A wet 100% hydration starter that triples in volume in 4 hours is not equal to a firm 50% hydration starter that triples in the same time. They are not like for like in terms of their leavening power. It doesn't require much oomph to push up a semi-liquid medium.

A wet starter doesn't have the strength, that is not leaving power but strength in it's ability to push up rather than out.

The ability of a starter is what it can do. For Massari the proof needed, to know the starter is ready is such that, as a firm dough (50% hydration) it triples in volume in four hours each time over three consecutive refreshments and the final pH is about 4.1.
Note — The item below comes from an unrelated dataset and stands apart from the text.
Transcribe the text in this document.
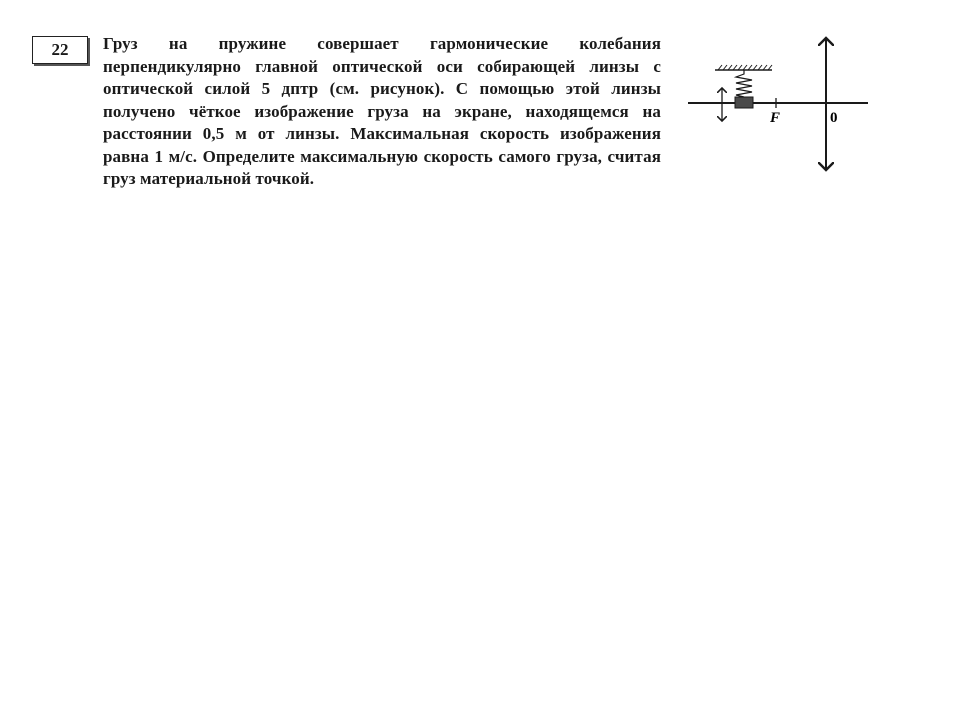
22	Груз на пружине совершает гармонические колебания перпендикулярно главной оптической оси собирающей линзы с оптической силой 5 дптр (см. рисунок). С помощью этой линзы получено чёткое изображение груза на экране, находящемся на расстоянии 0,5 м от линзы. Максимальная скорость изображения равна 1 м/с. Определите максимальную скорость самого груза, считая груз материальной точкой.

F	0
Certainly you can leaven a panettone with a wet starter but you won't get the same result. With less strength the panettone would require more time to leaven and may even struggle to reach the top of the mould because it doesn't have that innate ability to push up. Also the top of the panettone would likely be flat rather than domed.

Hope that helps.

Happy holidays,
Michael

Xaimerafiki's picture
Xaimerafiki

Thanks Michael! I figured I'd not be able to see a triple in volume with my liquid starter due to the bubbles popping at the surface. But why would this matter in terms of pushing up once it's added to the dough? If I adjust the flour and water in the primo impasto to account for the higher hydration in the lievito, what causes the difference here to the pushing up ability? Is there a significant microbiological difference in a dry lievito madre that affects gluten structure or development?

Thanks for your kniwledge! Merry Chrimbo!

 

James

mwilson's picture
mwilson

Dough strength and its relationship with starter and pre-ferment consistencies are a subject I have discussed on numerous occasions here on TFL.

A starter is an ingredient and like other ingredients; butter, sugar, water etc. they all impart chemical properties which contribute to the resultant physical properties. It is not just a case of cell numbers, processing is key.

With starter, pH, TTA, Redox potential and fermentation quotient are all factors.

Please read: http://www.sfbi.com/pdfs/NewsF04a.pdf for a better understanding of dough strength.

 

Xaimerafiki's picture
Xaimerafiki

I was so careful this time. I'm off work so I had time to do 4h feedings over 4 days. Tripled every time. Primo impasto mixed up nicely. Kept it at 28 for 12h over night. Hardly any rise at all.... What am I doing wrong?! I have added yeast again to the 2° to save it. But it's so frustrating.